I went to town earlier today to see if I could find some literature for my action learning set. I managed to get a Radical Records book in a charity shop which I'm hoping will enable one member to narrow down her subject area. I also found a copy of Some Recent Attacks for myself.

Confess
1/9/2014 | 0 comments | offline
Tags: music

Confess is my favourite album right now, with Five Seconds on repeat. So good.

 

 

Dressing
1/7/2014 | 3 comments | offline
Tags: reflection

My mouth has just about regained feeling. I hear anesthetic is supposed to be tasteless but I always get a kinda irony sour sensation in my mouth. My teeth have been feeling much better since my December visits so everyone was hoping I wouldn't need a root canal. Sadly, after an thorough examination it looks like I will.

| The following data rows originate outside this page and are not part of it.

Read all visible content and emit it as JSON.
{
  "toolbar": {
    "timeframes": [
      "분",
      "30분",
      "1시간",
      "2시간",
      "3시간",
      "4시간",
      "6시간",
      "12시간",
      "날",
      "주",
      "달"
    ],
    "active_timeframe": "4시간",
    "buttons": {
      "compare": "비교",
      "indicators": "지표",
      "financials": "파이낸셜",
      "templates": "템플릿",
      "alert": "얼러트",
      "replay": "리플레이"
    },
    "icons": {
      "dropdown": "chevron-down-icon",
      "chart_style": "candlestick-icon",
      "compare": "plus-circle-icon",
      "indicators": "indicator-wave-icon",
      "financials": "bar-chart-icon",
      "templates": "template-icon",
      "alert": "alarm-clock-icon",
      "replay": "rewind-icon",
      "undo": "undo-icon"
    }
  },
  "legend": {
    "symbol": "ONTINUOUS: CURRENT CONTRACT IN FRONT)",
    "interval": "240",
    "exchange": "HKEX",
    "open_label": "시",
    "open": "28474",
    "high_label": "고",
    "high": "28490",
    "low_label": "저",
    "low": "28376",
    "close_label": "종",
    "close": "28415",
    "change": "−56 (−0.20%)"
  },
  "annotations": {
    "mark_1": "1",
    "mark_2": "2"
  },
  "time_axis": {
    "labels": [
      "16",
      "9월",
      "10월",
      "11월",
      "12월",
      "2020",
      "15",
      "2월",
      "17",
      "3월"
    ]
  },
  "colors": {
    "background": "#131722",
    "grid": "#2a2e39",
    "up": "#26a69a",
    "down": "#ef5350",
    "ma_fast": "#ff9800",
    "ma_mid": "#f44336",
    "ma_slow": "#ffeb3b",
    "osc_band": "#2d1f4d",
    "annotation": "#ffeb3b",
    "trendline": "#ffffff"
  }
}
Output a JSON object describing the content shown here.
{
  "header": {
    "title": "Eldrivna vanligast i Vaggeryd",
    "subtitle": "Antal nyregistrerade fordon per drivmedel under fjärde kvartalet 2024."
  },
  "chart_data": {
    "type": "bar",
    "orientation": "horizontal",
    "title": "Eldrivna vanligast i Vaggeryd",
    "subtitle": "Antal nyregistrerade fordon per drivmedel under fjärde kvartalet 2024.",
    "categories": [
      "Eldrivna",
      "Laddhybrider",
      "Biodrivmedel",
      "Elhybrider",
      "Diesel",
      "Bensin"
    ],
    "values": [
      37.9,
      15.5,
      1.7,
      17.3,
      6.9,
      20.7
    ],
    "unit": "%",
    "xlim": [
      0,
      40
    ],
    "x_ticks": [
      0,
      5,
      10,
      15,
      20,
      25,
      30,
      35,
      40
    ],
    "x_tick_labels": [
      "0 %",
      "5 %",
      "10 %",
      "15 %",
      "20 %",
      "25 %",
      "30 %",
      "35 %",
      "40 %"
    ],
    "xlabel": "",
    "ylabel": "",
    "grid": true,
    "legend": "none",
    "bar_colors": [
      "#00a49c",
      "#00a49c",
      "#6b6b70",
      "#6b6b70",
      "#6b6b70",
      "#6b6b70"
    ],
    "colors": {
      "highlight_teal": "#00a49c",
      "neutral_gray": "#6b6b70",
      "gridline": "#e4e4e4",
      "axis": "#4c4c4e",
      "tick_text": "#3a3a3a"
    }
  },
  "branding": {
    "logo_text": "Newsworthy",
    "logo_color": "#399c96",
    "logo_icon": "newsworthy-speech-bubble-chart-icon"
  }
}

Because my dentist had started drilling he found exposed nerves and he had to dress them until I can get the money together for a root canal. The dressing will wear away in a couple of months so I made my appointment for six weeks. Now I've just started hoping I'll get a job offer before then.

Geez. I am so afraid of my next visit. I have not felt this amount of dread in a while. I sweat and shook all the way through the examination despite my dentist being the gentlest dentist I've ever met.

My proposal for my independent project is due tomorrow. Naturally I had a flash of inspiration in the early hours of this morning and decided to change topic area. I have to give a presentation on my ideas and then my tutor will decide whether to approve my project or not (you'd think the approval would happen before the research, right?) I'm not really sure why this assignment is set up in such a jumbled way.

BAB
1/6/2014 | 0 comments | offline
Tags: reflection

I was suddenly reminded of BAB as I browsed through IAM: Radical. I had planned to go last year but, you know, stuff happened. I thought about moving to Bristol a lot last year. I even put out some job applications. Occasionally I think about it again. One of the reasons I decided against it (other than the not getting any job offers thing) was that if I moved to Bristol hoping it would be a fresh start, I'd bound to be disappointed. Although I know a new location can prompt change in your life, it doesn't always provide the safehaven you so desire.

I'm going to head to BAB this year. Even if I end up walking through an unbearable memory lane.

I have another dentist appointment tomorrow. I'm nervous.